A leaked document, circulated by the Cabinet Office’s Border and Protocol Delivery Group, warns that the IT systems at the UK border are not ready to ensure the smooth flow of goods after Brexit. These essential IT systems face a race against time to be ready to process the changing haulier regulations after Brexit, but the government’s preparations are hindered by “critical gaps” in the process.
Many of the new IT systems are just in the development stage, leaving only four months for these to be completed and tested. Complications at the border will bring massive delays to haulage and wider economic implications. The government’s Smart Freight System is designed to avert supply chain disaster, but this is dependent on its ability to process the huge amount of data stemming from the movement across the border – something which, at the moment, the system is not able to do.
The success of the Smart Freight System will be determined by its capability to manage the swathes of data that run through the system. Whilst the exact details are still somewhat unclear, it is certain that the system will need to be integrated with the relevant tax authorities to ensure a smooth passage.
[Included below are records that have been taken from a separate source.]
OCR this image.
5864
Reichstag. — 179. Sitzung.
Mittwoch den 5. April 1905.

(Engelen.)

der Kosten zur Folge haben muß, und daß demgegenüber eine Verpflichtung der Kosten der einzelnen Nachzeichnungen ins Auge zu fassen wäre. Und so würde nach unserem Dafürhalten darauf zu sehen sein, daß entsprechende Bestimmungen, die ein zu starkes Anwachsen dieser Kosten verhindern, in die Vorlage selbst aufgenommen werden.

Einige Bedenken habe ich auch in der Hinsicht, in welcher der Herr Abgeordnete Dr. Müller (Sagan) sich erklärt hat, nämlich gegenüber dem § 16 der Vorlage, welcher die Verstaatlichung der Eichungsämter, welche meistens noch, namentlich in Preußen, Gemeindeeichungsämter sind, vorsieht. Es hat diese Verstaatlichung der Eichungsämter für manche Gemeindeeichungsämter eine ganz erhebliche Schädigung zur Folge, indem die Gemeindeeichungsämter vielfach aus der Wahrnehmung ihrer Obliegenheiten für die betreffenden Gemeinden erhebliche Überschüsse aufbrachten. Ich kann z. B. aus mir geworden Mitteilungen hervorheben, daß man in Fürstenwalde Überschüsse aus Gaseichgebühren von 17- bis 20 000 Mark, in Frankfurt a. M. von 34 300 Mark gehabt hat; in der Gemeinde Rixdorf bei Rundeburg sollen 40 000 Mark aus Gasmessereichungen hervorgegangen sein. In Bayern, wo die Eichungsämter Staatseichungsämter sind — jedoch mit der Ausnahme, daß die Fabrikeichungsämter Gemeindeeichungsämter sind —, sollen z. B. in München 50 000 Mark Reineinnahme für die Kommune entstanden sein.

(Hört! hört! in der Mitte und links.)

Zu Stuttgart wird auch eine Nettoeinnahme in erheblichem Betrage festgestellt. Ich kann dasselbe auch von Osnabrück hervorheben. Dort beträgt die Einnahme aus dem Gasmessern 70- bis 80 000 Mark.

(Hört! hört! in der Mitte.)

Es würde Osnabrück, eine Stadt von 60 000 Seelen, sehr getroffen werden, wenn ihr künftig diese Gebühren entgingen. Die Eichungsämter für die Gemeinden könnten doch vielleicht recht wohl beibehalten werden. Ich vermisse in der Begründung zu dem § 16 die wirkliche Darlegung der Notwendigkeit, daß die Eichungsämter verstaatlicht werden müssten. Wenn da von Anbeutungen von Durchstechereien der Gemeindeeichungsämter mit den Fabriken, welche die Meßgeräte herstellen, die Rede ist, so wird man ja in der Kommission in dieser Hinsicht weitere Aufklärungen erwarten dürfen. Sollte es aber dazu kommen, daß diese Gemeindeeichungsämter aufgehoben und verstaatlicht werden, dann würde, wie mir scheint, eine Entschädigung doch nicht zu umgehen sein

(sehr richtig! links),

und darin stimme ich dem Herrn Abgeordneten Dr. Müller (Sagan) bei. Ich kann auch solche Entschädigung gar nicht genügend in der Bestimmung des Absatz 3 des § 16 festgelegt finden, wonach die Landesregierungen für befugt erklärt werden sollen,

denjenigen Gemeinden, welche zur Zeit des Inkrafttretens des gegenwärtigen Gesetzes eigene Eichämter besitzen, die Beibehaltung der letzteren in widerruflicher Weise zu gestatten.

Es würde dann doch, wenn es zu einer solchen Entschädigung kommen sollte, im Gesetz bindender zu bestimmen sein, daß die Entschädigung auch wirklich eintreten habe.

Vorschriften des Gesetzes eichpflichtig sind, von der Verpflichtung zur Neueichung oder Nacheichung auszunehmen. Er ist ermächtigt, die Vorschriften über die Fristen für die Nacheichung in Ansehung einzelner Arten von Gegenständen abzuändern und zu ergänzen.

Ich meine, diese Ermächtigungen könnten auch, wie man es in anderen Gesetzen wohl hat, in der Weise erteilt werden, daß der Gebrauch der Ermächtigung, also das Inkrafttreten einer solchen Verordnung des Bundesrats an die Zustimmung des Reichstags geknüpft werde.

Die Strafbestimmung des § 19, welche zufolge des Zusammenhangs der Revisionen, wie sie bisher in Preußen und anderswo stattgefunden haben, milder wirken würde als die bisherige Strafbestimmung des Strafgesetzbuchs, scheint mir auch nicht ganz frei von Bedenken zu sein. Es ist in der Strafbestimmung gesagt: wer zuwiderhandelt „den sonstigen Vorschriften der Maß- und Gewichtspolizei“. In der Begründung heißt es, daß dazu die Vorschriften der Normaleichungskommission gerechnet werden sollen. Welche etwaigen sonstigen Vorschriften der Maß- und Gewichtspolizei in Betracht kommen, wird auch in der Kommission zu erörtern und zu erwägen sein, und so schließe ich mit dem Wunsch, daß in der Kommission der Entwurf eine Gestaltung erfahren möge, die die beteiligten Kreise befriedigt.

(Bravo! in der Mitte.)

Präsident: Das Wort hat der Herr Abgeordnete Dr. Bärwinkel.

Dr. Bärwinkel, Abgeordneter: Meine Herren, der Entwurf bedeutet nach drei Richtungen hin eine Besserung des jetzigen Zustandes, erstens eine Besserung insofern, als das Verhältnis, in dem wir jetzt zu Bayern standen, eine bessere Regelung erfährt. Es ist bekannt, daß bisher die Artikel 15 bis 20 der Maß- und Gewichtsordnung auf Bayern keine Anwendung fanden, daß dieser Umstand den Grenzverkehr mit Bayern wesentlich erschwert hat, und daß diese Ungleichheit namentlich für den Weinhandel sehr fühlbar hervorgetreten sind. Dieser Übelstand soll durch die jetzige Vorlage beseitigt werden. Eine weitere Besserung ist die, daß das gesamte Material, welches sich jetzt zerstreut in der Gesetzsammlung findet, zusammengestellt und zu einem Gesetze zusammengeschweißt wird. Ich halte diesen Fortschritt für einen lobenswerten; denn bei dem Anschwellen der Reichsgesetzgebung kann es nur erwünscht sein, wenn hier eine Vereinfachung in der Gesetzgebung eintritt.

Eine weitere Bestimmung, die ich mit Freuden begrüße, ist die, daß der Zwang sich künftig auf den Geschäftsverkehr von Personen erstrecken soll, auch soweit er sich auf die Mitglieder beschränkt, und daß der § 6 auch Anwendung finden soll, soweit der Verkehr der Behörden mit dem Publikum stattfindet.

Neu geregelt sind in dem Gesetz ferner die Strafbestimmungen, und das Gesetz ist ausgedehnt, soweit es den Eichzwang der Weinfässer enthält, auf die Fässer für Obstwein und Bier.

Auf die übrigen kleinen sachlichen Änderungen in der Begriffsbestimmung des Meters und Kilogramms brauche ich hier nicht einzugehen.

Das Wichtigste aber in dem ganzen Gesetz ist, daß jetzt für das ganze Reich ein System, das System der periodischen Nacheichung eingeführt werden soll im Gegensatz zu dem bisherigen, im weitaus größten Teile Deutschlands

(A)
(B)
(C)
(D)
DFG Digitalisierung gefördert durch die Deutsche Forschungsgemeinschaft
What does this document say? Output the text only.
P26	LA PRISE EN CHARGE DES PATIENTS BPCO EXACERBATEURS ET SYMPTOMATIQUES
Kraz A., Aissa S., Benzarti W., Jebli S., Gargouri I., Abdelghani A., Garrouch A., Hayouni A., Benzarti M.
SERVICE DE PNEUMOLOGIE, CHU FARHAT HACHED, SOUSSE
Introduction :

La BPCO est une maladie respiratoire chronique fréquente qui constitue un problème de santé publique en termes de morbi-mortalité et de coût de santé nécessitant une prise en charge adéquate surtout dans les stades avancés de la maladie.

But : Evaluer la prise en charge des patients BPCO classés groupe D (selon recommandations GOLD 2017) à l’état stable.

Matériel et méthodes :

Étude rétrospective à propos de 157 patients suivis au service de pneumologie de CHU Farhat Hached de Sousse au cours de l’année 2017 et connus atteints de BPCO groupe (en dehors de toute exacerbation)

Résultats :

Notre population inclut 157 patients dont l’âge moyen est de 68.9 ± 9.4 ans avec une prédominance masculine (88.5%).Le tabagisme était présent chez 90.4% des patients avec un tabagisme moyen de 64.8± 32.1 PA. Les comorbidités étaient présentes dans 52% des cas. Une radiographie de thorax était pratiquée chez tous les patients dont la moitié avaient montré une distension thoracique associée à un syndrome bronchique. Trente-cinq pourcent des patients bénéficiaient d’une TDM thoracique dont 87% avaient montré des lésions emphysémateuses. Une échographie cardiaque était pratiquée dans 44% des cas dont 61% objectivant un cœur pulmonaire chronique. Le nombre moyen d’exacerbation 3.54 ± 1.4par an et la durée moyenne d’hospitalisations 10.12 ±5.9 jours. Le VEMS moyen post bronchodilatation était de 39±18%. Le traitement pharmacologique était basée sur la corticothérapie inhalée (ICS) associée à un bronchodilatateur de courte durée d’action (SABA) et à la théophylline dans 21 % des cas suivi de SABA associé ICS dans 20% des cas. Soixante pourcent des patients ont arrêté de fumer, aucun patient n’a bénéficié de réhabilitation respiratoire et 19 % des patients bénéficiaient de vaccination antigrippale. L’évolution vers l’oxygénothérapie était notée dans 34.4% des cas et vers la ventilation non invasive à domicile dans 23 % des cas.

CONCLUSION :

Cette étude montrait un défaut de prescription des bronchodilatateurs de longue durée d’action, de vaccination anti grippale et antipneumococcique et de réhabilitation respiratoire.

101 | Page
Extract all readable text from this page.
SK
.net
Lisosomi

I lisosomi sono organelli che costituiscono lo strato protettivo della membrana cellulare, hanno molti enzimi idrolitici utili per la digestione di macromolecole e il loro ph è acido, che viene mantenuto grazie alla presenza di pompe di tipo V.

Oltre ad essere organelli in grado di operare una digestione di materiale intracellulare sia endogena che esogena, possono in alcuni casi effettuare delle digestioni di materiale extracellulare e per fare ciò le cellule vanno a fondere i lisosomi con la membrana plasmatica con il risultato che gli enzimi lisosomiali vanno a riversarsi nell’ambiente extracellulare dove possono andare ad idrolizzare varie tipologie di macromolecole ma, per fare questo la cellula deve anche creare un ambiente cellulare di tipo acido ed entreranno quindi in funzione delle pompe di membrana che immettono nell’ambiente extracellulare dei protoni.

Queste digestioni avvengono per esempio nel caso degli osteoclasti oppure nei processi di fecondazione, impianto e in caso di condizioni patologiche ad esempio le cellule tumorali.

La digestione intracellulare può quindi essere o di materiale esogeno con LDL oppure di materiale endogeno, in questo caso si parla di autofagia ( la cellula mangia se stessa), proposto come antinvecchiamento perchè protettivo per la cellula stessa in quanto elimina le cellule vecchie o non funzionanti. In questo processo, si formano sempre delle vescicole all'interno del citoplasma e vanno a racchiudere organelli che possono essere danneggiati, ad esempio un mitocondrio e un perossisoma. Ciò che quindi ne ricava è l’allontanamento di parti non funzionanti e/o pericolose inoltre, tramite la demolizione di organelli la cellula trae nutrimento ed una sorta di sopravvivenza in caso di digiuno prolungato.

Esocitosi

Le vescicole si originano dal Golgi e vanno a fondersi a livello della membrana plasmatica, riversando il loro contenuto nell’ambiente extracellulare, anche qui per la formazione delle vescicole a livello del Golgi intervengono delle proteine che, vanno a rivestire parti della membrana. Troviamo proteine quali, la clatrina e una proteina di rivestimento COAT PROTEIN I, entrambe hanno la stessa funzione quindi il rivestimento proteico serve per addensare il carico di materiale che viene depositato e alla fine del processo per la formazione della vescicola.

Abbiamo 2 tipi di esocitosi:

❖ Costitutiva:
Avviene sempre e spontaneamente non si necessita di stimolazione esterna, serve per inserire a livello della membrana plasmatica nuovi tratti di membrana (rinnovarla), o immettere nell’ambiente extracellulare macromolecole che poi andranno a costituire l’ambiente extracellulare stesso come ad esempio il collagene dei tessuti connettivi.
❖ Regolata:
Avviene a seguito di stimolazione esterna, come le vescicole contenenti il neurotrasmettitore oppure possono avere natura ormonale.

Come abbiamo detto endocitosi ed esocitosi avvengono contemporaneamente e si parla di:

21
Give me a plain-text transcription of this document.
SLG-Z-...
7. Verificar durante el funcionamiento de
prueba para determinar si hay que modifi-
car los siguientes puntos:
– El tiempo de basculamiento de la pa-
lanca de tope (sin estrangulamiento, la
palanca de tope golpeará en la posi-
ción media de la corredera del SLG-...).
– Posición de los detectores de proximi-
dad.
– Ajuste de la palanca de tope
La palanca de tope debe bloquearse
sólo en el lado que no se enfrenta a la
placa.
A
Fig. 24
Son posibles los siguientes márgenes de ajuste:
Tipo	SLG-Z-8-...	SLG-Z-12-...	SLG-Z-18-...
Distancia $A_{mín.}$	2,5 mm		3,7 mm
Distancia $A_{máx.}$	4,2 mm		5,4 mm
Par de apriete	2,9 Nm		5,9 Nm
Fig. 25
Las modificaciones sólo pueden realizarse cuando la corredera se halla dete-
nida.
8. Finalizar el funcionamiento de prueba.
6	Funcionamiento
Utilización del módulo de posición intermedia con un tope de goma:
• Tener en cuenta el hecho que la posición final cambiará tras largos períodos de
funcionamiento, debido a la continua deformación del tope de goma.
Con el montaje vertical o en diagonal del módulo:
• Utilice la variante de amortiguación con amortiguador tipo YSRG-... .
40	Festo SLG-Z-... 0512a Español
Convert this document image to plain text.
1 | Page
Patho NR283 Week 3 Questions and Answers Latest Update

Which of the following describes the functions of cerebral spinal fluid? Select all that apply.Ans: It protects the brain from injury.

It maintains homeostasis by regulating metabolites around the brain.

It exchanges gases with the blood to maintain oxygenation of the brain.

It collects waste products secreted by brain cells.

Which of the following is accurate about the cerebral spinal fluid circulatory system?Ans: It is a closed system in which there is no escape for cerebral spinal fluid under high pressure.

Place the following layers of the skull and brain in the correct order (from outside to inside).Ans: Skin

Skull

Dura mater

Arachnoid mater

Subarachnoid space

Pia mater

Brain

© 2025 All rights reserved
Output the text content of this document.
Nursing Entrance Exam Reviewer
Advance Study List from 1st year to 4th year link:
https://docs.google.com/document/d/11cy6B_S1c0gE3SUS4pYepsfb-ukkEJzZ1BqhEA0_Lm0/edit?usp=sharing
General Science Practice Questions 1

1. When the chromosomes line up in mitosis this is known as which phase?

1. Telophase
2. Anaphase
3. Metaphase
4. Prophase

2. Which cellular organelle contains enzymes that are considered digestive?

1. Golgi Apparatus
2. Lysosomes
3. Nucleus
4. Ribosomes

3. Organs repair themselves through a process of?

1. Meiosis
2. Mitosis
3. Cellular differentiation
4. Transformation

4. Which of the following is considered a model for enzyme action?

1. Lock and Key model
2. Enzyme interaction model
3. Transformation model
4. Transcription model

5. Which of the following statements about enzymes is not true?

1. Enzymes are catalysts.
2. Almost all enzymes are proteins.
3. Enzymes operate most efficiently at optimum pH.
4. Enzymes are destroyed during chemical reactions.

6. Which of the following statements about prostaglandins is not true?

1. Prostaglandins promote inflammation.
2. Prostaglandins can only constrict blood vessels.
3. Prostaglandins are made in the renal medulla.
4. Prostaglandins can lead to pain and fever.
This will be a delicate process, and one that will depend on the digital ecosystem set in place, and the connectors at its core.
A siloed approach will not work here with the need for access to real-time data. Core legacy applications across government departments need to be open via APIs to enable emerging technologies to enter into the architecture, to help digitally capture information at the borders. To ensure a single “track and trace” view of freight, clean and trusted data must be captured into a single master data hub to record critical information. These systems need to be able to capture, prepare and process the data within, to ensure swift processing times and avoid traffic deadlock.